My biggest project there ended up being migrating these workflows to a second path where we could do the data engineering with DuckDB. That got me even more interested in working more on DuckDB.

Research-wise, I was looking into foreign key detection—how can we identify which columns in tables have foreign key references in the database? LLMs turned out to be really useful for that. The second step was realizing that LLMs are actually really good at translating text to SQL. Surprisingly good at that time, though still far away from being super useful in practice. But that’s how my journey at MotherDuck started.

MotherDuck is a data warehouse for analytics based on DuckDB. We run DuckDB instances in the cloud, and users use those instances to process their queries. It’s integrated pretty nicely with the local DuckDB client. People typically use DuckDB or Polars to process data locally very efficiently—you can process tens or even hundreds of gigabytes on your local machine.
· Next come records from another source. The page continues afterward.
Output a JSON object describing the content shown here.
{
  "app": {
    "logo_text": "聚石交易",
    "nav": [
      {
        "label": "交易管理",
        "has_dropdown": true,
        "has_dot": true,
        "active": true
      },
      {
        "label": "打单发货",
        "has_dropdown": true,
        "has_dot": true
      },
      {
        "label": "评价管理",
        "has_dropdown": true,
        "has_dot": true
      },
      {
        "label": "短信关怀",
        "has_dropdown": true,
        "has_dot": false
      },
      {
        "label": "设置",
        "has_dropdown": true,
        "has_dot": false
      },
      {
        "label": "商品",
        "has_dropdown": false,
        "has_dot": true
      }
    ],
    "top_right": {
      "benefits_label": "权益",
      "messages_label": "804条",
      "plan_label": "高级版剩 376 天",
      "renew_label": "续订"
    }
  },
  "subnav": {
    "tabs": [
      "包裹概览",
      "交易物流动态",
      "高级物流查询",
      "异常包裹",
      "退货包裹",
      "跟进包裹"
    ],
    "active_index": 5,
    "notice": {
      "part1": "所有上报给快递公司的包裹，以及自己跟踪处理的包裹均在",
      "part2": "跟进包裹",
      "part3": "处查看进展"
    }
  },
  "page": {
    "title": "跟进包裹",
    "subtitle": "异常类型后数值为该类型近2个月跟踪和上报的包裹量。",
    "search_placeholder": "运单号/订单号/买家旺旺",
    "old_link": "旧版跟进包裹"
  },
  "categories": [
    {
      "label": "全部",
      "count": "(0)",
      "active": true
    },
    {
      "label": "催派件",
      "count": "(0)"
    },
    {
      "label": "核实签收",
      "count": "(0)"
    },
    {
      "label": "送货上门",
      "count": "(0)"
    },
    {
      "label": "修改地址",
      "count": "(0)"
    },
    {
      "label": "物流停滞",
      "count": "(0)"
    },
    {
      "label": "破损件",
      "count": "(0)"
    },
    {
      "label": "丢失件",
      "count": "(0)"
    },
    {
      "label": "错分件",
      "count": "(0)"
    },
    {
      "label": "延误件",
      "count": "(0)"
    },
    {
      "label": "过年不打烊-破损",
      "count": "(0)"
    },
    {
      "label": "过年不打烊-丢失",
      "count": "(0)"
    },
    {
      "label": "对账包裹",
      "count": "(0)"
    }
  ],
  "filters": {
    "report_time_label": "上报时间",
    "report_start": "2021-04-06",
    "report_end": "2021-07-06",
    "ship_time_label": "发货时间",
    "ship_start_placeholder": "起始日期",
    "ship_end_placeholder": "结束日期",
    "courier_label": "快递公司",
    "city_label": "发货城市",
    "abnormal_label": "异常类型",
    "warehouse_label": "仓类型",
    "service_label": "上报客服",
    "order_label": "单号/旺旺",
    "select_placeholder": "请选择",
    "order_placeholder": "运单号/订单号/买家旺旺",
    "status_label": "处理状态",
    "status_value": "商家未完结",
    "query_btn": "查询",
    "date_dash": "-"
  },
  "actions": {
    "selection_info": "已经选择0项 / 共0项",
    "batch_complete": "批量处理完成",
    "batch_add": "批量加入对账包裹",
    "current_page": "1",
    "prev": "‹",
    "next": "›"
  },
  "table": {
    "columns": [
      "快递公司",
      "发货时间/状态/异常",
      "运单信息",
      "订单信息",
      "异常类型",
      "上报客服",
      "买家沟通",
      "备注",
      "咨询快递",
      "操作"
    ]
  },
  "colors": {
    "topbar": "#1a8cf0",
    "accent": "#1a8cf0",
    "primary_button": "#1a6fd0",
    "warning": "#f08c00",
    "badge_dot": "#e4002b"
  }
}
When the dataset gets really big, or when you’re processing data stored in the cloud—say you want to analyze a hundred gigabytes or a terabyte of partitioned data, or Iceberg tables—the processing power of the local machine isn’t optimal anymore. We provide a very simple way to connect your local DuckDB client to the instances we host and expand the processing capabilities seamlessly. You can keep writing the same queries, but the processing happens on the server side when needed.

The other benefits are data sharing. DuckDB is usually single-player mode—you have a local database file or just data in memory. With MotherDuck, you can work more within teams. You can share data between users, have a shared workspace. You also have a web UI where you can query DuckDB—in that case, DuckDB runs in the browser with WebAssembly.

That’s also pretty interesting from a technology standpoint because you can do a lot of interesting things. Potentially you can save the network overhead—you don’t have to go to the server for everything. It’s a web application, but still you have an entire database running in your browser that can do query parsing and binding. That also plays a role in the AI features we have at MotherDuck.

Building AI Features at MotherDuck

Till: I was the AI guy, so I did everything that involved AI. In the beginning I worked on text-to-SQL features. But they weren’t at the point yet where they were useful enough to position prominently—this was end of 2023. We couldn’t confidently put that in the primary path and say, “Hey, when you come to the UI, you don’t have to write SQL anymore. Just give us your question and we’ll generate the SQL for you.”

It was more framed as a way to help SQL analysts be a little more efficient. And then it turns out, when you focus on that, there are other problems worth solving beyond text-to-SQL.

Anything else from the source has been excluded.